PROVIDENCE, R.I. -- As brain development goes, "bad" or "inappropriate" experiences are worse than no experiences at all, according to a study in the Jan. 28, 1999, issue of Nature. The study shows that the loss of connections between neurons in the brain is not the result of inactivity, as previously thought, but a consequence of activity that is inappropriate.
Experiences during early postnatal life sculpt the connections between neurons in the brain. Some connections, initially formed early in fetal development, are retained and made stronger, while others are weakened and eventually lost. This refinement of connections is responsible for the acquisition of brain function during infancy. While the mechanisms of experience-dependent brain modification normally are responsible for the improvement of function during development, in some clinical conditions they can actually lead to a loss of function.
For example, a loss of function during infant development can result when one eye is deprived of normal visual experience, as can occur with a cataract. As a consequence of this deprivation, connections serving the eye in the brain are weakened to the point that the eye becomes blind. The blindness is a result of a change in the brain, so it persists even when the cataract is removed.
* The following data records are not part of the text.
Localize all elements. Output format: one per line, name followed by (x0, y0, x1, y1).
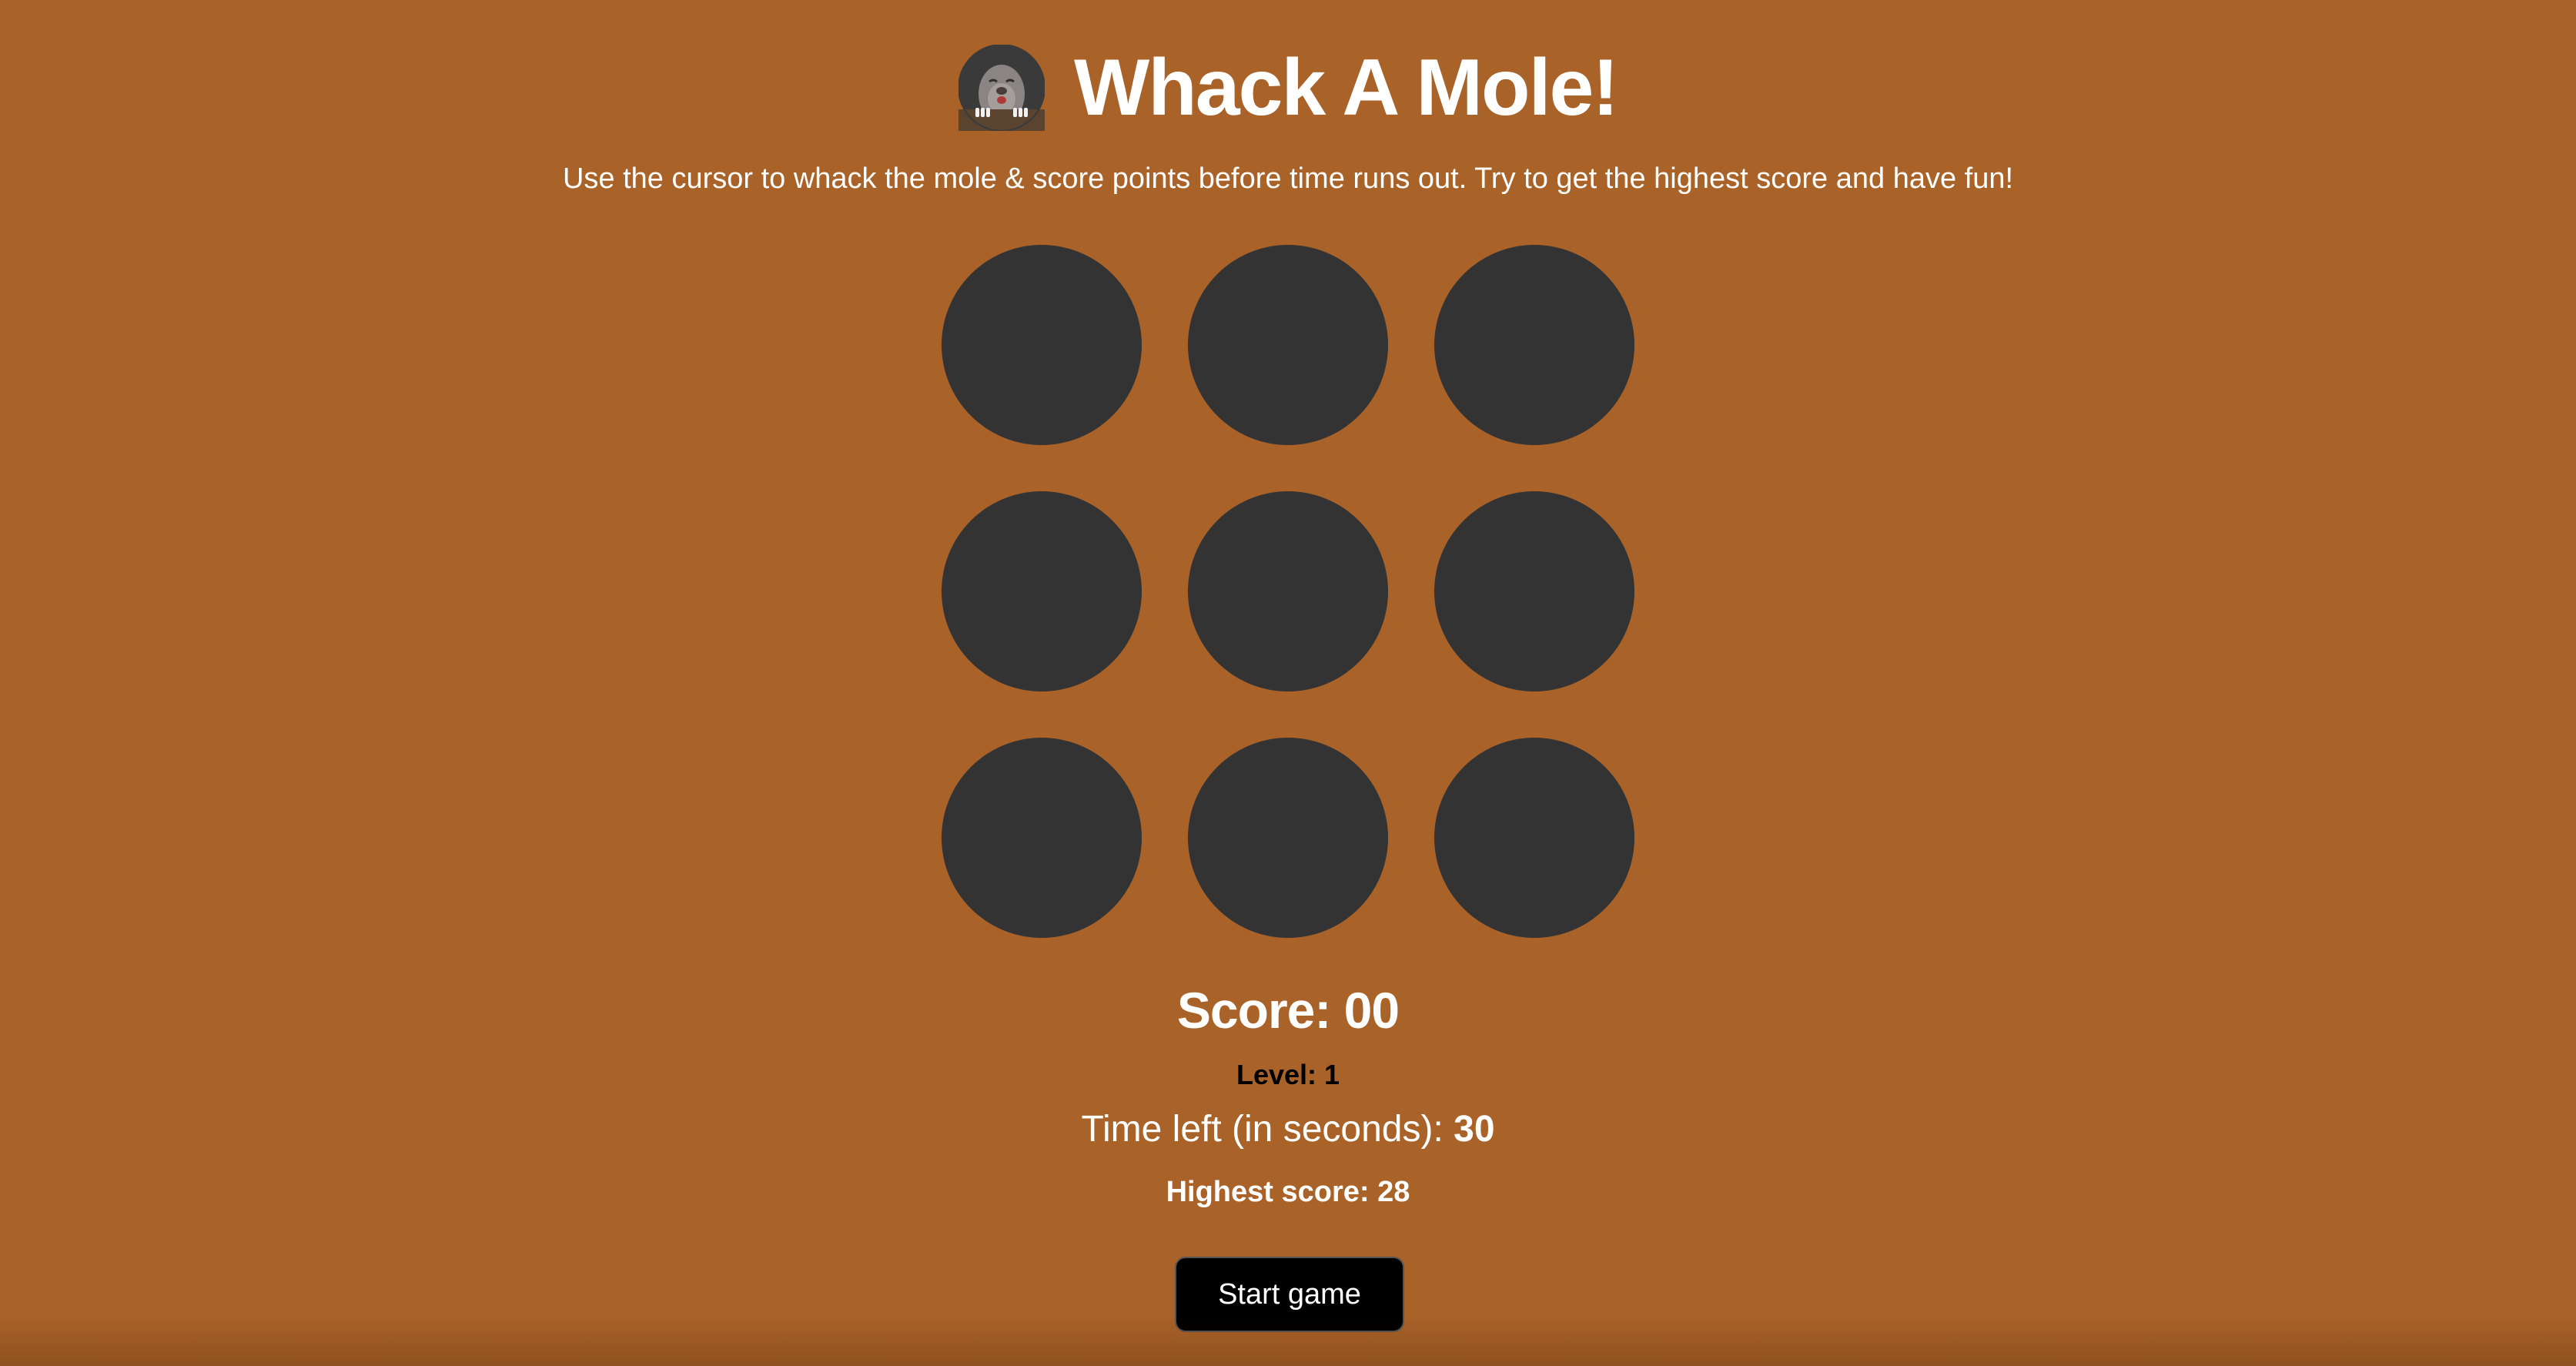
mole-grid (942, 245, 1634, 938)
mole-hole[interactable] (942, 245, 1142, 445)
score-display: Score: 00 (0, 983, 2576, 1039)
time-label: Time left (in seconds): (1081, 1109, 1444, 1150)
mole-hole[interactable] (942, 738, 1142, 938)
level-label: Level: (1236, 1059, 1316, 1090)
mole-hole[interactable] (942, 491, 1142, 691)
mole-hole[interactable] (1434, 245, 1634, 445)
level-display: Level: 1 (0, 1058, 2576, 1091)
time-display: Time left (in seconds): 30 (0, 1107, 2576, 1152)
mole-hole[interactable] (1188, 491, 1388, 691)
level-value: 1 (1324, 1059, 1340, 1090)
highest-score-label: Highest score: (1166, 1176, 1370, 1208)
instructions-text: Use the cursor to whack the mole & score… (562, 162, 2014, 195)
page-title: Whack A Mole! (1074, 43, 1619, 132)
score-label: Score: (1176, 982, 1331, 1039)
mole-hole[interactable] (1434, 491, 1634, 691)
mole-hole[interactable] (1434, 738, 1634, 938)
header: Whack A Mole! (0, 45, 2576, 131)
highest-score-value: 28 (1377, 1176, 1410, 1208)
score-value: 00 (1343, 982, 1400, 1039)
start-game-button[interactable]: Start game (1175, 1257, 1404, 1332)
mole-hole[interactable] (1188, 245, 1388, 445)
mole-icon (958, 45, 1045, 131)
time-value: 30 (1454, 1109, 1495, 1150)
mole-hole[interactable] (1188, 738, 1388, 938)
highest-score-display: Highest score: 28 (0, 1175, 2576, 1210)
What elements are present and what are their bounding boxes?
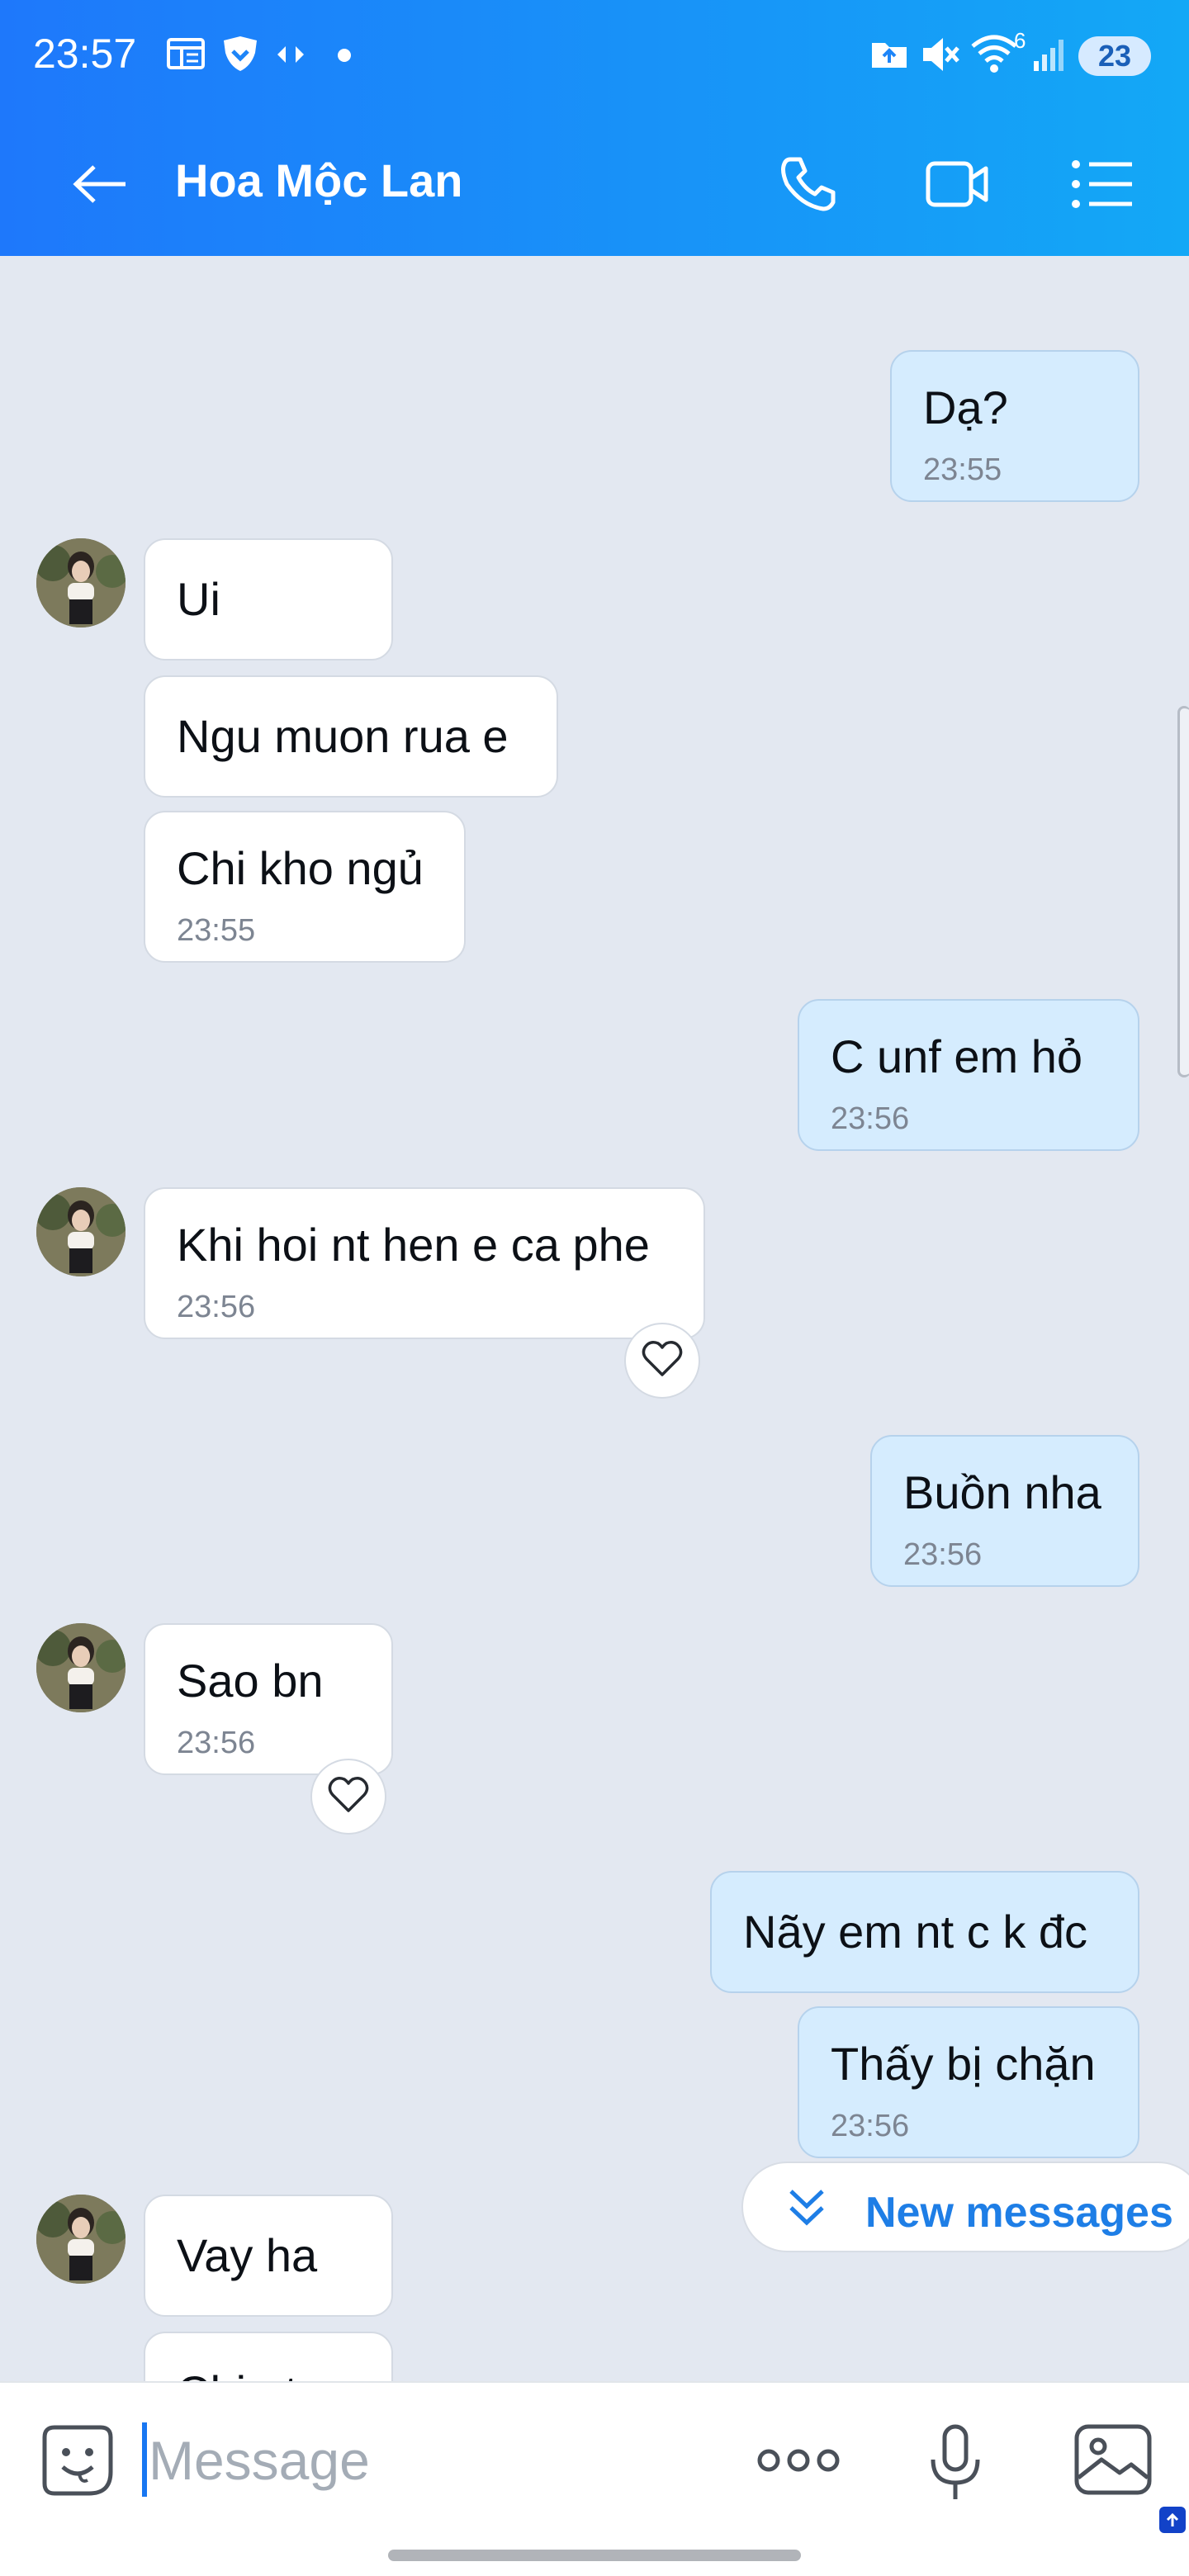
microphone-icon <box>928 2423 983 2507</box>
more-options-button[interactable] <box>753 2429 844 2495</box>
shield-icon <box>220 33 261 78</box>
message-bubble-outgoing[interactable]: Buồn nha 23:56 <box>870 1435 1139 1587</box>
message-text: C unf em hỏ <box>831 1030 1083 1082</box>
emoji-sticker-icon <box>40 2422 116 2503</box>
new-messages-label: New messages <box>865 2189 1173 2237</box>
phone-icon <box>779 154 838 218</box>
status-bar: 23:57 6 23 <box>0 0 1189 112</box>
message-bubble-incoming[interactable]: Chi nt <box>144 2332 393 2383</box>
message-list[interactable]: Dạ? 23:55 Ui Ngu muon rua e Chi kho ngủ … <box>0 256 1189 2383</box>
message-bubble-incoming[interactable]: Ui <box>144 538 393 661</box>
message-bubble-incoming[interactable]: Sao bn 23:56 <box>144 1623 393 1775</box>
more-options-icon <box>756 2446 841 2479</box>
back-icon <box>71 163 129 209</box>
react-button[interactable] <box>624 1323 700 1399</box>
message-text: Vay ha <box>177 2229 318 2281</box>
home-indicator[interactable] <box>388 2550 801 2561</box>
message-bubble-outgoing[interactable]: Thấy bị chặn 23:56 <box>798 2006 1139 2158</box>
message-bubble-incoming[interactable]: Khi hoi nt hen e ca phe 23:56 <box>144 1187 705 1339</box>
message-text: Buồn nha <box>903 1466 1101 1518</box>
menu-icon <box>1071 159 1134 213</box>
message-text: Sao bn <box>177 1655 324 1707</box>
message-time: 23:55 <box>177 913 256 948</box>
news-icon <box>165 33 206 78</box>
message-bubble-outgoing[interactable]: Nãy em nt c k đc <box>710 1871 1139 1993</box>
message-bubble-outgoing[interactable]: Dạ? 23:55 <box>890 350 1139 502</box>
signal-icon <box>1030 33 1072 78</box>
network-type-label: 6 <box>1014 28 1026 53</box>
upload-folder-icon <box>869 33 910 78</box>
message-time: 23:56 <box>831 1101 910 1136</box>
avatar[interactable] <box>36 1623 126 1712</box>
avatar[interactable] <box>36 538 126 627</box>
upload-badge-icon <box>1158 2505 1187 2539</box>
video-call-icon <box>925 159 989 214</box>
message-text: Khi hoi nt hen e ca phe <box>177 1219 650 1271</box>
message-text: Thấy bị chặn <box>831 2038 1096 2090</box>
heart-icon <box>642 1340 683 1382</box>
heart-icon <box>328 1776 369 1818</box>
gallery-button[interactable] <box>1070 2419 1156 2505</box>
app-header: 23:57 6 23 Hoa Mộc Lan <box>0 0 1189 256</box>
message-time: 23:56 <box>177 1290 256 1324</box>
message-bubble-outgoing[interactable]: C unf em hỏ 23:56 <box>798 999 1139 1151</box>
dot-icon <box>337 48 352 67</box>
message-bubble-incoming[interactable]: Vay ha <box>144 2195 393 2317</box>
new-messages-button[interactable]: New messages <box>741 2162 1189 2252</box>
mute-icon <box>918 33 961 80</box>
scroll-handle[interactable] <box>1177 706 1189 1077</box>
message-text: Ui <box>177 573 220 625</box>
back-button[interactable] <box>63 149 137 223</box>
status-time: 23:57 <box>33 31 137 77</box>
composer-bar: Message <box>0 2381 1189 2576</box>
message-bubble-incoming[interactable]: Chi kho ngủ 23:55 <box>144 811 466 963</box>
message-text: Chi kho ngủ <box>177 842 424 894</box>
avatar[interactable] <box>36 2195 126 2284</box>
message-bubble-incoming[interactable]: Ngu muon rua e <box>144 675 558 798</box>
call-button[interactable] <box>771 149 846 223</box>
message-input[interactable]: Message <box>149 2429 370 2492</box>
avatar[interactable] <box>36 1187 126 1276</box>
sticker-button[interactable] <box>36 2421 119 2503</box>
react-button[interactable] <box>310 1759 386 1835</box>
gallery-icon <box>1073 2423 1153 2502</box>
message-text: Dạ? <box>923 381 1008 433</box>
message-text: Nãy em nt c k đc <box>743 1906 1088 1958</box>
message-time: 23:56 <box>177 1726 256 1760</box>
message-time: 23:55 <box>923 452 1002 487</box>
contact-name[interactable]: Hoa Mộc Lan <box>175 154 462 207</box>
sync-arrows-icon <box>274 40 307 73</box>
message-time: 23:56 <box>831 2109 910 2143</box>
video-call-button[interactable] <box>920 149 994 223</box>
message-time: 23:56 <box>903 1537 983 1572</box>
wifi-icon: 6 <box>971 28 1026 78</box>
voice-button[interactable] <box>918 2419 992 2510</box>
double-chevron-down-icon <box>784 2185 829 2235</box>
battery-indicator: 23 <box>1078 36 1151 76</box>
text-cursor <box>142 2422 147 2497</box>
message-text: Ngu muon rua e <box>177 710 509 762</box>
options-button[interactable] <box>1065 149 1139 223</box>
For some time, the weakening between connections in the brain following "one eye" deprivation was considered a consequence of inactivity in the eye. In fact, the eye remains active even with the eyelids closed. The difference between the open and closed eye is the pattern of activity. The activity generated by a seeing eye is like the signals of a well-tuned radio station. The activity generated by an eye with a cataract, or with the lids closed, is more like static.
Researchers in the Howard Hughes Medical Institute and Department of Neuroscience at Brown University tested the validity of a theory developed by Nobel Laureate Leon Cooper and associates at Brown. The theory suggested "static" in the deprived eye actually caused connections to become weaker.
Graduate student Cindi Rittenhouse and professors Harel Shouval, Michael Paradiso and Mark Bear tested that theory in a group of test animals. Half of the animals received a drug that blocked all electrical activity in one eye; the other half simply had their eyelids closed.
In line with the theory, but in contrast to the conventional view, the researchers found that the weakening between connections caused by eyelid closure was far more severe than the weakening caused by blocking all activity in the deprived eye. The finding suggests that it might be possible to "freeze" connections in the brain by blocking activity.
"This result is counterintuitive. You would expect that complete absence of activity would be most severe," said Bear. "This static appears to help drive changes in the same process used to sculpt connections.
"It is important to understand the mechanism by which connections are weakened - not only because such understanding may yield insight into ways that at least one type of blindness can be avoided, but also because this is a fundamental part of normal brain development."